The measured field distributions are shown in Figs. 5(e)–5(h). The measured focal lengths are 5.6, 8.4, and 12.6 cm in the x–x, x–y(y–x), and y–y linear channels. With RCP excitation, the field distribution is a constructive addition of the four linear channels, leading the focus from 6.7 to 16.5 cm. The simulation and experiment are consistent. The axial intensities in each linear polarization channel and in the RCP case are summarized in Figs. 3(c) and 3(d). The FWHM of the needle beam is 5.5 mm, which is close to the diffraction limit of 5.1 mm and constrained by the NA. The focal spot shows 46λ DOF with uniform intensity distribution in the test, validating the effectiveness of this method in tailoring the DOF. The measured DOF is slightly larger than the simulated one, which is attributed to the small deviation of the tested focal length in the linear polarization channels.
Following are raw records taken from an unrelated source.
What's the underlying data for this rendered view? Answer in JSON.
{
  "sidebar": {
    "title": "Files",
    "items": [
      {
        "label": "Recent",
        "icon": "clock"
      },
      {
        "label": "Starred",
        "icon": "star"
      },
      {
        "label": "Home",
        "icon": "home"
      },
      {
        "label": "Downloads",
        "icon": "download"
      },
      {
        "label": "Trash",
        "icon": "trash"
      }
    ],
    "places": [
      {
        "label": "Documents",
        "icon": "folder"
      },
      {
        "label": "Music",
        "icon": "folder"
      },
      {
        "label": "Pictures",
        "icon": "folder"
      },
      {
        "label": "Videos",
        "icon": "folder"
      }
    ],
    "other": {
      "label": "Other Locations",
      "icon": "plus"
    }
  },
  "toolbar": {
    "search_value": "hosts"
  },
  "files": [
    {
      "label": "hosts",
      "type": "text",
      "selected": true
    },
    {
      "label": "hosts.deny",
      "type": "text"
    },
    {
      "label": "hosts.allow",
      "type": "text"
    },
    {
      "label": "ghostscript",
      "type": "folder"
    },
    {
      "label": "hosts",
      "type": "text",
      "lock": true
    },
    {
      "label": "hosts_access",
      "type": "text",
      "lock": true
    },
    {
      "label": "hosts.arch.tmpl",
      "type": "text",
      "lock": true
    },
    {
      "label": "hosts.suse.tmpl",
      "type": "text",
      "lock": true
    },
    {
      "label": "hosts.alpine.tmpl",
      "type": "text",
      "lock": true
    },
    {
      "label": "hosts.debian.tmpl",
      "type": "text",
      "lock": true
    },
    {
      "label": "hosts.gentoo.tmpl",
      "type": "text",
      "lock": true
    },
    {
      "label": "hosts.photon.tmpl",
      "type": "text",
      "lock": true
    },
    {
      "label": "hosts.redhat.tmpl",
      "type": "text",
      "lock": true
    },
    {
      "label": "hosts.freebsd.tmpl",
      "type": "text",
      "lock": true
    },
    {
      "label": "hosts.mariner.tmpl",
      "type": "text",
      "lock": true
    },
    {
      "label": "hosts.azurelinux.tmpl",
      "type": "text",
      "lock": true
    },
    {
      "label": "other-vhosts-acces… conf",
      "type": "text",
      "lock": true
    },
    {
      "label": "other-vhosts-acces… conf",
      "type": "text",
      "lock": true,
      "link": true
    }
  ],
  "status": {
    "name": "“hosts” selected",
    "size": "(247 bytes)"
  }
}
In summary, we have proposed a polarization-multiplexed manner to design the metalens with the desired long DOF. The metalens has varied focal lengths in x–x, x–y(y–x), y–y channels. By accurately tuning the focusing intensity and relative phase in each channel, the focal spot with the circularly polarized excitation is the coherent interference in four linear polarization channels. A focal spot with an ultralong focusing distance of 46λ is experimentally demonstrated under the illumination of right-handed circularly polarized light. Using this method, on-demand tailoring of the DOF is possible for various applications.